The impact has been dramatic. Spain's environmental ministry has invested over €600 million in restoration projects since the law passed. The ecosystem is beginning to recover.

The Ripple Effect

The success caught the attention of lawyers and activists in Northern Ireland, where Lough Neagh faces similar challenges. Like Mar Menor, the lake has official protections that haven't stopped pollution from agriculture and wastewater from poisoning its waters.

At a recent Belfast convention, fishermen, conservationists, and policymakers gathered to hear Salazar-Ortuño explain how the legal approach could work for Lough Neagh. Simon Chambers, chair of the Climate Justice Group at the Law Society of Northern Ireland, sees clear parallels.

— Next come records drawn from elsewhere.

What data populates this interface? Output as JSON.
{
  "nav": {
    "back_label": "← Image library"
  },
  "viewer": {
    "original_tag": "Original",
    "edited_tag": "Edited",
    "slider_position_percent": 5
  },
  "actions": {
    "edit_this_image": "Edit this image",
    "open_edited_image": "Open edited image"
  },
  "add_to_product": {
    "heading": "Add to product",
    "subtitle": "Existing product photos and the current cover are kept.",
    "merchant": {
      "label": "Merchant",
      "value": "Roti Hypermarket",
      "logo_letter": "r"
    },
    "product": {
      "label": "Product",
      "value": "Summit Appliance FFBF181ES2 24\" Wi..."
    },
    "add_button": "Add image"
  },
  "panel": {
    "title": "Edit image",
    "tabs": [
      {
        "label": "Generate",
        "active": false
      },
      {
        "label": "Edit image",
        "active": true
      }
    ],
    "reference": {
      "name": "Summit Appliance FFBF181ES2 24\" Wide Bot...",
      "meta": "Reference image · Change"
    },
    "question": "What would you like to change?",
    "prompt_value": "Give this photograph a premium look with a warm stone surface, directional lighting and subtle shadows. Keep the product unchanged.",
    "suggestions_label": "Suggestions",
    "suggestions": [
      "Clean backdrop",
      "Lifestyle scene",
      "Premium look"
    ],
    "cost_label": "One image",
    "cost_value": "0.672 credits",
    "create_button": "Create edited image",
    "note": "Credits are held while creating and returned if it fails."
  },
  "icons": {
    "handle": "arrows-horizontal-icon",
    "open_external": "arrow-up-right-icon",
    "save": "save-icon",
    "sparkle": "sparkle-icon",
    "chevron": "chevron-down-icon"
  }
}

"It has to be a solution that's going to work for everybody," Chambers said. The Rights of Nature framework could inspire a new generation of lawyers to fight for the lake in court, putting the ecosystem first rather than human development.

Ireland is already considering the concept. The Republic of Ireland is weighing a referendum to add Rights of Nature to its constitution, which could create a pathway for similar protections across the island.

For Salazar-Ortuño, the lesson is simple: changing the law changes how people think. When ecosystems have legal standing, societies must prioritize their health alongside economic interests.

This year's stormier weather has kept massive algae blooms from forming on Lough Neagh like previous summers, but the underlying pollution problem remains. The Spanish model proves there's a path forward, one that doesn't pit environmental protection against human needs but recognizes we're all part of the same ecosystem.